目の前に『俺』の顔。俺と同じく炎に飛び込んだ奴の顔は瞬時に醜く焼け爛れていた。俺の顔も同じようなもんだろう。首を狙って剣を突き出す。『俺』の剣が首をかすめる。場所を入替えて改めて向き合う。『俺』の首からも血が流れていた。
回復アイテム。全快。すべての傷が癒される。
大技も駄目か。するとむしろ隙の無い通常攻撃で、相手に回復アイテムを使わせる暇を与えず連撃を与えるべきか。
再度ぶつかった俺と『俺』の剣は、瞬く間に互いを傷付けていく。腕から血が噴出し、相手の剣を柄で受け指が2本地面に転がり落ちた。でも、同じダメージ。このままじゃやっぱり相打ちになってしまう。本当に、他の奴らはどうやって勝負がついたんだ?
不意に、がくっと膝が崩れた。足元に枝。それを踏み、足をとられたのだ。
ここぞとばかりに『俺』が渾身の力で剣を振り下ろす。何とか剣を横にし防いだものの体勢を崩していた俺は、仰向けに倒れ込んだ。ただの偶然で勝負が付く。自分との戦いなんて所詮こんなものなのか。

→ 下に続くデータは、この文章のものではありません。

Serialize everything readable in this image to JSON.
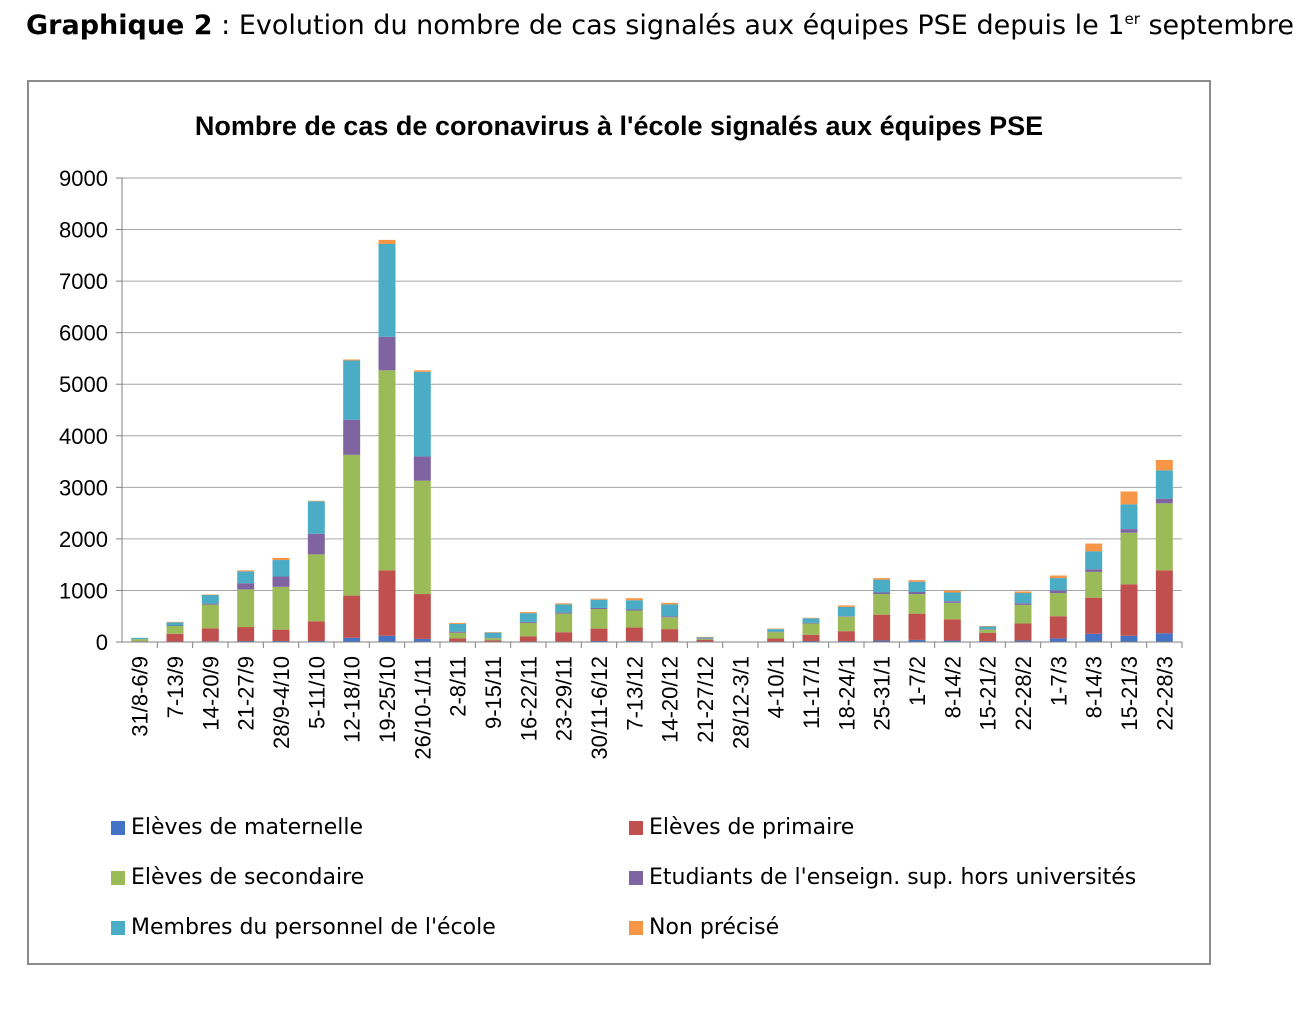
{
  "caption": {
    "prefix": "Graphique 2",
    "separator": " : ",
    "text": "Evolution du nombre de cas signalés aux équipes PSE depuis le 1",
    "sup": "er",
    "suffix": " septembre"
  },
  "chart_data": {
    "type": "bar",
    "stacked": true,
    "title": "Nombre de cas de coronavirus à l'école signalés aux équipes PSE",
    "xlabel": "",
    "ylabel": "",
    "ylim": [
      0,
      9000
    ],
    "yticks": [
      0,
      1000,
      2000,
      3000,
      4000,
      5000,
      6000,
      7000,
      8000,
      9000
    ],
    "grid": true,
    "legend_position": "bottom",
    "categories": [
      "31/8-6/9",
      "7-13/9",
      "14-20/9",
      "21-27/9",
      "28/9-4/10",
      "5-11/10",
      "12-18/10",
      "19-25/10",
      "26/10-1/11",
      "2-8/11",
      "9-15/11",
      "16-22/11",
      "23-29/11",
      "30/11-6/12",
      "7-13/12",
      "14-20/12",
      "21-27/12",
      "28/12-3/1",
      "4-10/1",
      "11-17/1",
      "18-24/1",
      "25-31/1",
      "1-7/2",
      "8-14/2",
      "15-21/2",
      "22-28/2",
      "1-7/3",
      "8-14/3",
      "15-21/3",
      "22-28/3"
    ],
    "series": [
      {
        "name": "Elèves de maternelle",
        "color": "#4472c4",
        "values": [
          5,
          10,
          15,
          20,
          20,
          20,
          80,
          120,
          60,
          10,
          5,
          10,
          10,
          20,
          20,
          10,
          5,
          0,
          10,
          20,
          20,
          30,
          40,
          30,
          20,
          30,
          70,
          160,
          120,
          170
        ]
      },
      {
        "name": "Elèves de primaire",
        "color": "#c0504d",
        "values": [
          10,
          150,
          250,
          270,
          220,
          380,
          820,
          1270,
          870,
          60,
          30,
          100,
          180,
          240,
          260,
          240,
          40,
          0,
          60,
          120,
          190,
          500,
          510,
          410,
          160,
          330,
          430,
          700,
          1000,
          1220
        ]
      },
      {
        "name": "Elèves de secondaire",
        "color": "#9bbb59",
        "values": [
          40,
          150,
          460,
          730,
          830,
          1300,
          2730,
          3880,
          2200,
          110,
          40,
          260,
          360,
          380,
          330,
          230,
          20,
          0,
          120,
          220,
          280,
          400,
          380,
          320,
          60,
          360,
          450,
          500,
          1000,
          1300
        ]
      },
      {
        "name": "Etudiants de l'enseign. sup. hors universités",
        "color": "#8064a2",
        "values": [
          0,
          10,
          20,
          120,
          200,
          400,
          680,
          650,
          470,
          20,
          10,
          20,
          20,
          20,
          20,
          20,
          5,
          0,
          10,
          10,
          10,
          30,
          40,
          30,
          10,
          30,
          50,
          50,
          70,
          90
        ]
      },
      {
        "name": "Membres du personnel de l'école",
        "color": "#4bacc6",
        "values": [
          25,
          60,
          170,
          230,
          320,
          630,
          1150,
          1800,
          1640,
          150,
          100,
          170,
          160,
          160,
          180,
          230,
          20,
          0,
          50,
          90,
          180,
          250,
          200,
          170,
          50,
          200,
          240,
          350,
          480,
          550
        ]
      },
      {
        "name": "Non précisé",
        "color": "#f79646",
        "values": [
          0,
          10,
          5,
          20,
          40,
          10,
          20,
          80,
          30,
          20,
          5,
          20,
          20,
          20,
          40,
          30,
          10,
          0,
          10,
          10,
          30,
          30,
          30,
          40,
          10,
          30,
          50,
          150,
          250,
          200
        ]
      }
    ]
  },
  "colors": {
    "frame_border": "#8c8c8c",
    "gridline": "#a6a6a6",
    "axis": "#808080"
  }
}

俺の胸を狙い『俺』が剣を突き出す。俺も下から『俺』に向け剣を突き出すが間に合わない。負けた。
リリィ。ごめん。俺は君と映画に行けなかったよ……。
剣が胸に突き刺さり、血が剣を伝って滴り落ちてくる。その血は俺の手、腕へと流れ、さらに身体を濡らしていく。『俺』の剣は……俺に届いていなかった。

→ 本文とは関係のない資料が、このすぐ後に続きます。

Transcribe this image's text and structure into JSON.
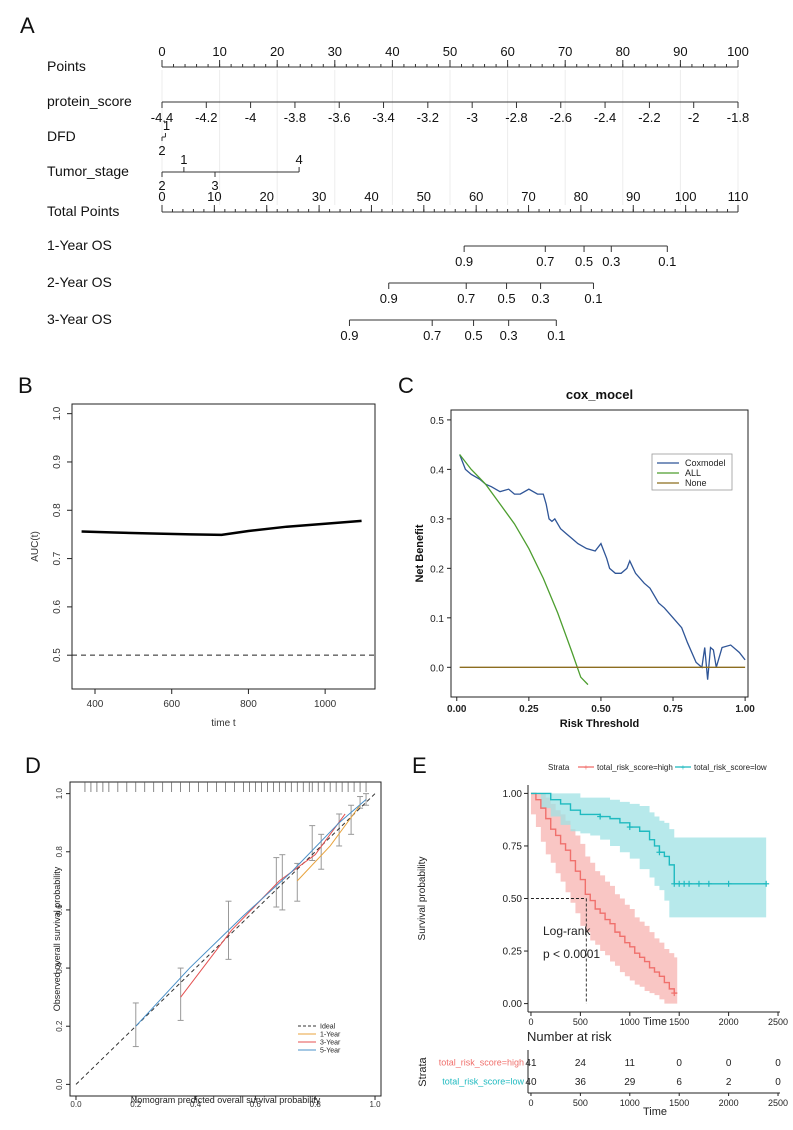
{
  "panel_labels": {
    "A": "A",
    "B": "B",
    "C": "C",
    "D": "D",
    "E": "E"
  },
  "chart_data": [
    {
      "type": "nomogram",
      "panel": "A",
      "rows": [
        {
          "label": "Points",
          "kind": "scale",
          "min": 0,
          "max": 100,
          "ticks": [
            0,
            10,
            20,
            30,
            40,
            50,
            60,
            70,
            80,
            90,
            100
          ],
          "minor_step": 2
        },
        {
          "label": "protein_score",
          "kind": "variable",
          "ticks": [
            -4.4,
            -4.2,
            -4,
            -3.8,
            -3.6,
            -3.4,
            -3.2,
            -3,
            -2.8,
            -2.6,
            -2.4,
            -2.2,
            -2,
            -1.8
          ],
          "tick_labels": [
            "-4.4",
            "-4.2",
            "-4",
            "-3.8",
            "-3.6",
            "-3.4",
            "-3.2",
            "-3",
            "-2.8",
            "-2.6",
            "-2.4",
            "-2.2",
            "-2",
            "-1.8"
          ],
          "points": [
            0,
            7.69,
            15.38,
            23.08,
            30.77,
            38.46,
            46.15,
            53.85,
            61.54,
            69.23,
            76.92,
            84.62,
            92.31,
            100
          ]
        },
        {
          "label": "DFD",
          "kind": "variable",
          "tick_labels": [
            "1",
            "2"
          ],
          "points": [
            0.6,
            0
          ]
        },
        {
          "label": "Tumor_stage",
          "kind": "variable",
          "tick_labels": [
            "1",
            "2",
            "3",
            "4"
          ],
          "points": [
            3.8,
            0,
            9.2,
            23.8
          ]
        },
        {
          "label": "Total Points",
          "kind": "scale",
          "min": 0,
          "max": 110,
          "ticks": [
            0,
            10,
            20,
            30,
            40,
            50,
            60,
            70,
            80,
            90,
            100,
            110
          ],
          "minor_step": 2
        },
        {
          "label": "1-Year OS",
          "kind": "outcome",
          "tick_labels": [
            "0.9",
            "0.7",
            "0.5",
            "0.3",
            "0.1"
          ],
          "total_points": [
            57.7,
            73.2,
            80.6,
            85.8,
            96.5
          ]
        },
        {
          "label": "2-Year OS",
          "kind": "outcome",
          "tick_labels": [
            "0.9",
            "0.7",
            "0.5",
            "0.3",
            "0.1"
          ],
          "total_points": [
            43.3,
            58.1,
            65.8,
            72.3,
            82.4
          ]
        },
        {
          "label": "3-Year OS",
          "kind": "outcome",
          "tick_labels": [
            "0.9",
            "0.7",
            "0.5",
            "0.3",
            "0.1"
          ],
          "total_points": [
            35.8,
            51.6,
            59.5,
            66.2,
            75.3
          ]
        }
      ]
    },
    {
      "type": "line",
      "panel": "B",
      "xlabel": "time t",
      "ylabel": "AUC(t)",
      "xlim": [
        340,
        1130
      ],
      "ylim": [
        0.43,
        1.02
      ],
      "xticks": [
        400,
        600,
        800,
        1000
      ],
      "yticks": [
        0.5,
        0.6,
        0.7,
        0.8,
        0.9,
        1.0
      ],
      "ytick_labels": [
        "0.5",
        "0.6",
        "0.7",
        "0.8",
        "0.9",
        "1.0"
      ],
      "series": [
        {
          "style": "solid",
          "x": [
            365,
            450,
            550,
            650,
            730,
            800,
            900,
            1000,
            1095
          ],
          "values": [
            0.756,
            0.754,
            0.752,
            0.75,
            0.749,
            0.757,
            0.766,
            0.772,
            0.778
          ]
        },
        {
          "style": "dashed",
          "x": [
            340,
            1130
          ],
          "values": [
            0.5,
            0.5
          ]
        }
      ]
    },
    {
      "type": "line",
      "panel": "C",
      "title": "cox_mocel",
      "xlabel": "Risk Threshold",
      "ylabel": "Net Benefit",
      "xlim": [
        -0.02,
        1.01
      ],
      "ylim": [
        -0.06,
        0.52
      ],
      "xticks": [
        0,
        0.25,
        0.5,
        0.75,
        1.0
      ],
      "xtick_labels": [
        "0.00",
        "0.25",
        "0.50",
        "0.75",
        "1.00"
      ],
      "yticks": [
        0,
        0.1,
        0.2,
        0.3,
        0.4,
        0.5
      ],
      "ytick_labels": [
        "0.0",
        "0.1",
        "0.2",
        "0.3",
        "0.4",
        "0.5"
      ],
      "legend": "top-right",
      "series": [
        {
          "name": "Coxmodel",
          "color": "#2f5597",
          "x": [
            0.01,
            0.03,
            0.05,
            0.08,
            0.1,
            0.12,
            0.15,
            0.18,
            0.2,
            0.22,
            0.25,
            0.28,
            0.3,
            0.31,
            0.32,
            0.33,
            0.34,
            0.36,
            0.38,
            0.4,
            0.42,
            0.45,
            0.48,
            0.5,
            0.52,
            0.53,
            0.55,
            0.57,
            0.59,
            0.6,
            0.62,
            0.65,
            0.67,
            0.7,
            0.72,
            0.75,
            0.78,
            0.8,
            0.83,
            0.85,
            0.86,
            0.87,
            0.88,
            0.89,
            0.9,
            0.92,
            0.95,
            0.98,
            1.0
          ],
          "values": [
            0.43,
            0.4,
            0.39,
            0.38,
            0.37,
            0.365,
            0.355,
            0.36,
            0.35,
            0.35,
            0.36,
            0.35,
            0.35,
            0.33,
            0.3,
            0.295,
            0.3,
            0.28,
            0.27,
            0.26,
            0.25,
            0.24,
            0.235,
            0.25,
            0.22,
            0.2,
            0.19,
            0.19,
            0.2,
            0.215,
            0.19,
            0.17,
            0.16,
            0.13,
            0.12,
            0.1,
            0.08,
            0.05,
            0.01,
            0.0,
            0.04,
            -0.025,
            0.04,
            0.035,
            0.0,
            0.04,
            0.045,
            0.03,
            0.015
          ]
        },
        {
          "name": "ALL",
          "color": "#4d9e2f",
          "x": [
            0.01,
            0.05,
            0.1,
            0.15,
            0.2,
            0.25,
            0.3,
            0.35,
            0.4,
            0.43,
            0.455
          ],
          "values": [
            0.43,
            0.4,
            0.37,
            0.33,
            0.29,
            0.24,
            0.18,
            0.11,
            0.03,
            -0.02,
            -0.035
          ]
        },
        {
          "name": "None",
          "color": "#8c6d1f",
          "x": [
            0.01,
            1.0
          ],
          "values": [
            0.0,
            0.0
          ]
        }
      ]
    },
    {
      "type": "line",
      "panel": "D",
      "xlabel": "Nomogram predicted overall survival probability",
      "ylabel": "Observed overall survival probability",
      "xlim": [
        -0.02,
        1.02
      ],
      "ylim": [
        -0.04,
        1.04
      ],
      "xticks": [
        0,
        0.2,
        0.4,
        0.6,
        0.8,
        1.0
      ],
      "xtick_labels": [
        "0.0",
        "0.2",
        "0.4",
        "0.6",
        "0.8",
        "1.0"
      ],
      "yticks": [
        0,
        0.2,
        0.4,
        0.6,
        0.8,
        1.0
      ],
      "ytick_labels": [
        "0.0",
        "0.2",
        "0.4",
        "0.6",
        "0.8",
        "1.0"
      ],
      "legend": "bottom-right",
      "series": [
        {
          "name": "Ideal",
          "color": "#333333",
          "style": "dashed",
          "x": [
            0,
            1
          ],
          "values": [
            0,
            1
          ]
        },
        {
          "name": "1-Year",
          "color": "#e8a33d",
          "x": [
            0.74,
            0.85,
            0.95
          ],
          "values": [
            0.7,
            0.82,
            0.96
          ]
        },
        {
          "name": "3-Year",
          "color": "#e45050",
          "x": [
            0.35,
            0.52,
            0.68,
            0.8,
            0.9
          ],
          "values": [
            0.3,
            0.53,
            0.7,
            0.79,
            0.93
          ]
        },
        {
          "name": "5-Year",
          "color": "#4a90c8",
          "x": [
            0.2,
            0.38,
            0.56,
            0.72,
            0.88,
            0.97
          ],
          "values": [
            0.2,
            0.4,
            0.58,
            0.73,
            0.9,
            0.98
          ]
        }
      ],
      "error_bars": [
        {
          "x": 0.2,
          "low": 0.13,
          "high": 0.28
        },
        {
          "x": 0.35,
          "low": 0.22,
          "high": 0.4
        },
        {
          "x": 0.51,
          "low": 0.43,
          "high": 0.63
        },
        {
          "x": 0.67,
          "low": 0.61,
          "high": 0.78
        },
        {
          "x": 0.69,
          "low": 0.6,
          "high": 0.79
        },
        {
          "x": 0.74,
          "low": 0.63,
          "high": 0.76
        },
        {
          "x": 0.79,
          "low": 0.77,
          "high": 0.89
        },
        {
          "x": 0.82,
          "low": 0.74,
          "high": 0.86
        },
        {
          "x": 0.88,
          "low": 0.82,
          "high": 0.93
        },
        {
          "x": 0.92,
          "low": 0.86,
          "high": 0.96
        },
        {
          "x": 0.95,
          "low": 0.95,
          "high": 0.99
        },
        {
          "x": 0.97,
          "low": 0.96,
          "high": 1.0
        }
      ],
      "rug": [
        0.03,
        0.05,
        0.07,
        0.09,
        0.11,
        0.14,
        0.17,
        0.2,
        0.23,
        0.26,
        0.29,
        0.32,
        0.35,
        0.38,
        0.41,
        0.44,
        0.47,
        0.5,
        0.53,
        0.56,
        0.58,
        0.6,
        0.62,
        0.64,
        0.66,
        0.68,
        0.7,
        0.72,
        0.74,
        0.76,
        0.78,
        0.79,
        0.81,
        0.83,
        0.85,
        0.87,
        0.89,
        0.91,
        0.93,
        0.95,
        0.97
      ]
    },
    {
      "type": "line",
      "panel": "E",
      "xlabel": "Time",
      "ylabel": "Survival probability",
      "legend_title": "Strata",
      "legend": "top",
      "xlim": [
        -30,
        2520
      ],
      "ylim": [
        -0.04,
        1.04
      ],
      "xticks": [
        0,
        500,
        1000,
        1500,
        2000,
        2500
      ],
      "xtick_labels": [
        "0",
        "500",
        "1000",
        "1500",
        "2000",
        "2500"
      ],
      "yticks": [
        0,
        0.25,
        0.5,
        0.75,
        1.0
      ],
      "ytick_labels": [
        "0.00",
        "0.25",
        "0.50",
        "0.75",
        "1.00"
      ],
      "annotation": [
        "Log-rank",
        "p < 0.0001"
      ],
      "median_line": {
        "x": 560,
        "y": 0.5
      },
      "series": [
        {
          "name": "total_risk_score=high",
          "color": "#f0706c",
          "fill": "#f7b3b0",
          "x": [
            0,
            50,
            100,
            150,
            200,
            250,
            300,
            350,
            400,
            450,
            500,
            550,
            600,
            650,
            700,
            750,
            800,
            850,
            900,
            950,
            1000,
            1050,
            1100,
            1150,
            1200,
            1250,
            1300,
            1350,
            1400,
            1450,
            1480
          ],
          "values": [
            1.0,
            0.97,
            0.93,
            0.88,
            0.83,
            0.8,
            0.76,
            0.73,
            0.68,
            0.63,
            0.59,
            0.52,
            0.49,
            0.45,
            0.43,
            0.4,
            0.38,
            0.34,
            0.32,
            0.29,
            0.27,
            0.24,
            0.22,
            0.2,
            0.17,
            0.15,
            0.13,
            0.1,
            0.07,
            0.05,
            0.05
          ],
          "lower": [
            1.0,
            0.9,
            0.84,
            0.77,
            0.71,
            0.67,
            0.62,
            0.58,
            0.53,
            0.48,
            0.43,
            0.37,
            0.34,
            0.3,
            0.28,
            0.25,
            0.23,
            0.2,
            0.18,
            0.15,
            0.13,
            0.11,
            0.09,
            0.08,
            0.06,
            0.05,
            0.04,
            0.02,
            0.0,
            0.0,
            0.0
          ],
          "upper": [
            1.0,
            1.0,
            1.0,
            0.98,
            0.95,
            0.92,
            0.9,
            0.87,
            0.83,
            0.8,
            0.76,
            0.7,
            0.67,
            0.63,
            0.61,
            0.58,
            0.56,
            0.52,
            0.5,
            0.47,
            0.45,
            0.41,
            0.39,
            0.37,
            0.34,
            0.31,
            0.29,
            0.26,
            0.24,
            0.22,
            0.22
          ]
        },
        {
          "name": "total_risk_score=low",
          "color": "#1fbac0",
          "fill": "#9fe1e4",
          "x": [
            0,
            100,
            200,
            300,
            400,
            500,
            600,
            700,
            800,
            900,
            1000,
            1100,
            1200,
            1250,
            1300,
            1350,
            1400,
            1450,
            1500,
            1600,
            1800,
            2000,
            2200,
            2380
          ],
          "values": [
            1.0,
            1.0,
            0.97,
            0.95,
            0.92,
            0.9,
            0.9,
            0.89,
            0.88,
            0.86,
            0.84,
            0.82,
            0.78,
            0.75,
            0.72,
            0.7,
            0.66,
            0.57,
            0.57,
            0.57,
            0.57,
            0.57,
            0.57,
            0.57
          ],
          "lower": [
            1.0,
            1.0,
            0.93,
            0.89,
            0.85,
            0.82,
            0.81,
            0.8,
            0.78,
            0.75,
            0.72,
            0.69,
            0.64,
            0.6,
            0.56,
            0.54,
            0.49,
            0.41,
            0.41,
            0.41,
            0.41,
            0.41,
            0.41,
            0.41
          ],
          "upper": [
            1.0,
            1.0,
            1.0,
            1.0,
            1.0,
            0.98,
            0.98,
            0.98,
            0.97,
            0.96,
            0.95,
            0.94,
            0.91,
            0.89,
            0.87,
            0.86,
            0.83,
            0.79,
            0.79,
            0.79,
            0.79,
            0.79,
            0.79,
            0.79
          ],
          "censor_x": [
            700,
            1000,
            1300,
            1450,
            1500,
            1550,
            1600,
            1700,
            1800,
            2000,
            2380
          ]
        }
      ],
      "risk_table": {
        "title": "Number at risk",
        "strata_label": "Strata",
        "xlabel": "Time",
        "times": [
          0,
          500,
          1000,
          1500,
          2000,
          2500
        ],
        "rows": [
          {
            "name": "total_risk_score=high",
            "color": "#f0706c",
            "counts": [
              "41",
              "24",
              "11",
              "0",
              "0",
              "0"
            ]
          },
          {
            "name": "total_risk_score=low",
            "color": "#1fbac0",
            "counts": [
              "40",
              "36",
              "29",
              "6",
              "2",
              "0"
            ]
          }
        ]
      }
    }
  ]
}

思わず『俺』の目を見つめたが『俺』の視線は俺には向いていなかった。その視線の先に俺も目を向けると、青い花。青いリリィの象徴。『俺』が守ろうとしたもの。倒れたときに俺の胸からこぼれ落ちたらしい。『俺』はそれに目を奪われ、動きを止めたのか。
ゆっくりと俺へと顔を向け『俺』は苦笑した。
「枝に足をとられてこけるなんて、この間抜け……」
「お前にだけは言われたくない」
「確かに……な」
そう言いながら『俺』はさらに苦笑を深くした。
「映画……。行きたかったんだけどな」
「心配するな。お前も俺だ」
「そうか?」
「そうだ」
「リリィは、どっちのリリィなんだろうな。青いリリィだといいな……」
「どっちだろうと、リリィはリリィだ」
自分同士の会話。同じ考えをするはずが、現実世界に戻れる者。消え去る者。その違いが、違う言葉を吐き出させる。
俺が突き出した剣に支えられるように立っていた『俺』が、青い花に指の欠けた手を伸ばす。バランスを崩し俺の上に倒れ込み、さらに手を伸ばして青い花を掴んだ。
その瞬間――『俺』の身体が、消えた。
その後に、赤い花が残されていた。